The road really was quite good, but the trucks – in both directions – were almost endless. Joseph would wind up for an overtake, only to be thwarted time and time again by more oncoming traffic. The day wore on and darkness fell with us still travelling west, although the traffic did thin greatly after sunset.

With a 40-minute delay because of diversions at roadworks – exacerbated by a semi-trailer dropping his trailer at the resumption of the main route – it was gone 11:00 when we arrived in the town of Mikumi.

We’d been pelted by a couple of tremendous thunderstorms on the way and, when we arrived, it was decided that the bus wouldn’t make it up the 6km track to the lodge and a change to a 4x4 Landcruiser was decided upon.

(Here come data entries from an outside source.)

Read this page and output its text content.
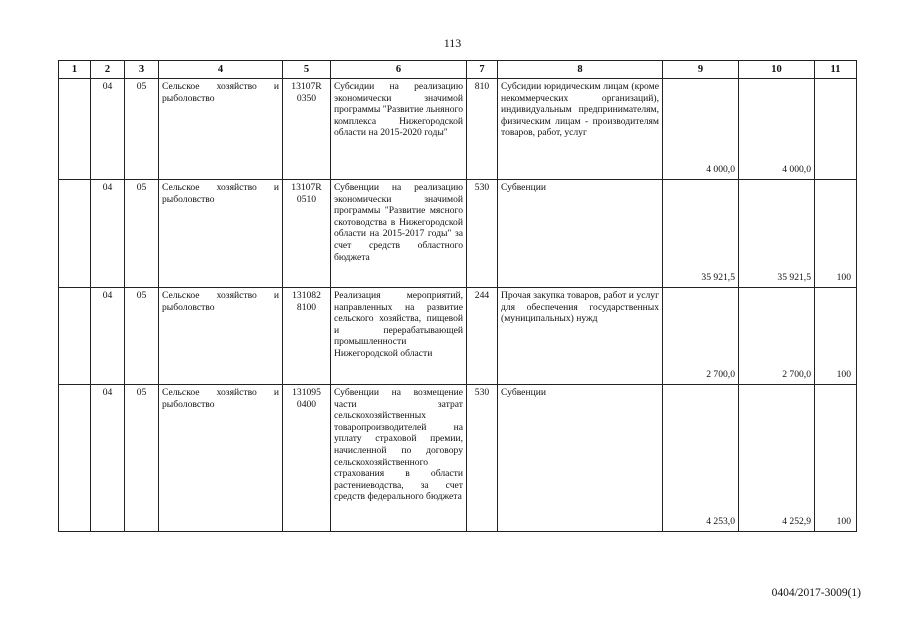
113
1	2	3	4	5	6	7	8	9	10	11
	04	05	Сельское хозяйство и рыболовство	13107R 0350	Субсидии на реализацию экономически значимой программы "Развитие льняного комплекса Нижегородской области на 2015-2020 годы"	810	Субсидии юридическим лицам (кроме некоммерческих организаций), индивидуальным предпринимателям, физическим лицам - производителям товаров, работ, услуг	4 000,0	4 000,0	
	04	05	Сельское хозяйство и рыболовство	13107R 0510	Субвенции на реализацию экономически значимой программы "Развитие мясного скотоводства в Нижегородской области на 2015-2017 годы" за счет средств областного бюджета	530	Субвенции	35 921,5	35 921,5	100
	04	05	Сельское хозяйство и рыболовство	131082 8100	Реализация мероприятий, направленных на развитие сельского хозяйства, пищевой и перерабатывающей промышленности Нижегородской области	244	Прочая закупка товаров, работ и услуг для обеспечения государственных (муниципальных) нужд	2 700,0	2 700,0	100
	04	05	Сельское хозяйство и рыболовство	131095 0400	Субвенции на возмещение части затрат сельскохозяйственных товаропроизводителей на уплату страховой премии, начисленной по договору сельскохозяйственного страхования в области растениеводства, за счет средств федерального бюджета	530	Субвенции	4 253,0	4 252,9	100
0404/2017-3009(1)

At least the rain had cleared away, leaving a cool, calm late evening.

This was not a good decision!

We started our ascent through deep puddles/ponds and very slippery and bumpy mud and made slow progress. We got stuck a few times, but with some cursing and patience the driver managed to forge ahead each time. With probably a kilometre or so to go, we stopped in a set of wheel ruts and simply couldn’t get out. We all got out to lighten the load, but nothing seemed to work and then the battery lost enough charge that the car wouldn’t start again.

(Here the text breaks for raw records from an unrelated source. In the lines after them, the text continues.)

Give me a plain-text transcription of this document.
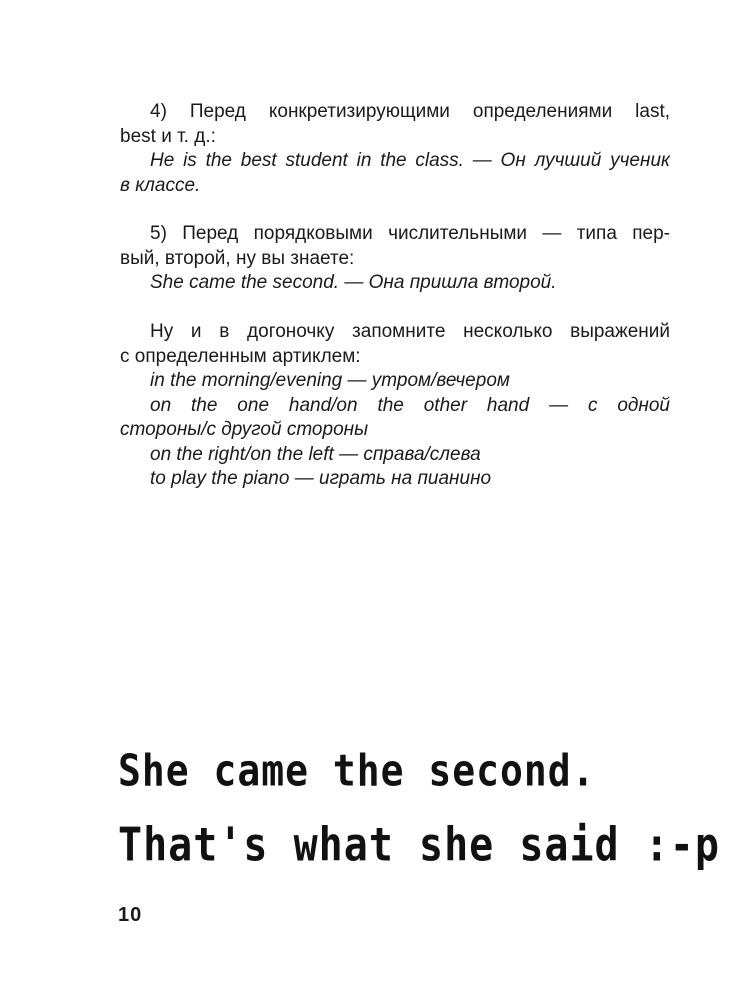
4) Перед конкретизирующими определениями last,

best и т. д.:

He is the best student in the class. — Он лучший ученик

в классе.

5) Перед порядковыми числительными — типа пер-

вый, второй, ну вы знаете:

She came the second. — Она пришла второй.

Ну и в догоночку запомните несколько выражений

с определенным артиклем:

in the morning/evening — утром/вечером

on the one hand/on the other hand — с одной

стороны/с другой стороны

on the right/on the left — справа/слева

to play the piano — играть на пианино

She came the second.
That's what she said :-p
10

I’ve always felt that the Toyota Landcruiser makes a pretty good safari vehicle and it is often nice to think of it as the Japanese answer to the Landrover Defender. Now, I’m not so sure. The one we were in was simply massively under-powered and the 4x4 system pretty inadequate. Even manual diff-locks are so old-fashioned seeming nowadays. When we drove a newer Toyota Hilux in Namibia and Botswana, we’d never felt that we’d get seriously stuck, or that it wouldn’t make it up a hill

Nobody seemed to have a plan for what to do next, just an insistence that they’d get the truck unstuck soon. I eventually decided I wanted to go to bed and suggested that we walk, and after a little bit of pointless argument, Mdoe phoned up to the lodge to send people down to help keep us safe. We grabbed our shoulder bags and started to get ready to walk up the muddy track by torchlight. Soon the Massai night guard and another staff member came down and we started to plod up the hill. I’ve never been out and about in the bush this late, now after midnight and into another day. I was glad that I had my super-bright and adjustable pocket torch in my bag exactly where I could find it quickly.

The walk was slippery and muddy, but otherwise uneventful. We climbed slowly into the clouds and an eerie silence fell over us as we finally spotted the sign and lights ahead. Unbeknownst to the four of us, the guys down at the truck were following and bringing our luggage with them – bless them!